Na montagem inicial, “Dr. Fantástico” terminava com os personagens na Sala de Guerra jogando tortas uns nos outros. O embaixador soviético (interpretado por Peter Bull), sentindo-se insultado, pega uma torta de creme na mesa de bufê e a atira em direção ao general americano Buck Turgidson (George C. Scott). Erra o alvo e acerta a torta no presidente (Peter Sellers). “Nosso amado presidente foi infamemente derrubado por uma torta no auge de sua vida! Vamos deixar isso acontecer?”, brada o general americano, iniciando uma guerra de tortas no salão. Segundo alguns, a cena foi cortada para que não fosse interpretada como uma alusão ao ataque a John Kennedy, atingido mortalmente por disparos. Kubrick, no entanto, declarou que a cena ficou fora da montagem final por se mostrar “muito farsesca e inconsistente com o tom satírico do resto do filme”.

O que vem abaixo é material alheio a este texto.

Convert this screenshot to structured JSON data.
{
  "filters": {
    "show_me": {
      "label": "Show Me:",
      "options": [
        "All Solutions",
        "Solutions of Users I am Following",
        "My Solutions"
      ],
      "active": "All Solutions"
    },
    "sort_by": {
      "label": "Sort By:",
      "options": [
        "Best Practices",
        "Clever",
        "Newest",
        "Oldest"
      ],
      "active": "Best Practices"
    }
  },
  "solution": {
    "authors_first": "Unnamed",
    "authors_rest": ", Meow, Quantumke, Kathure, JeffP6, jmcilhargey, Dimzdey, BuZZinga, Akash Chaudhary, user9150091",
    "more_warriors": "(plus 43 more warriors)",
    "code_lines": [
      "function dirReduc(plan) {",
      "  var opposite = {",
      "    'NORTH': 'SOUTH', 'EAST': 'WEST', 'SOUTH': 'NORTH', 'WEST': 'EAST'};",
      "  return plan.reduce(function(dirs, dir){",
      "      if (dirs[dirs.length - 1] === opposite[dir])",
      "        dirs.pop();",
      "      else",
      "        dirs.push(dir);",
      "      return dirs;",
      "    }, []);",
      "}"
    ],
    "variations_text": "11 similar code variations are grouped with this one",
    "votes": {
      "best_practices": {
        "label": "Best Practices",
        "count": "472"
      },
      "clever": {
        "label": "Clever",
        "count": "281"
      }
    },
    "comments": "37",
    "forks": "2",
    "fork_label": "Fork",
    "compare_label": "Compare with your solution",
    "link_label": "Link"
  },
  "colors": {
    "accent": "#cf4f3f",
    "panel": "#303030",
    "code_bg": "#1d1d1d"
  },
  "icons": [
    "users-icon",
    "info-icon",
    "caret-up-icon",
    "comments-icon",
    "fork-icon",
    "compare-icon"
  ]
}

O cachê do ator Peter Sellers, de 1 milhão de dólares, consumiu 55% do orçamento do “Dr. Fantástico”. Como Sellers interpretou três personagens, Kubrick dizia que estava pagando a três atores pelo preço de um. Mas o diretor ironizava: “Consegui três pelo preço de seis”. Sellers, aliás, tinha sido escalado para interpretar quatro personagens no filme, mas acabou recusando o papel do major Kong — alegou que sua carga de trabalho já era excessiva e que seria difícil para ele, um britânico, imitar o sotaque texano exigido por esse quarto personagem.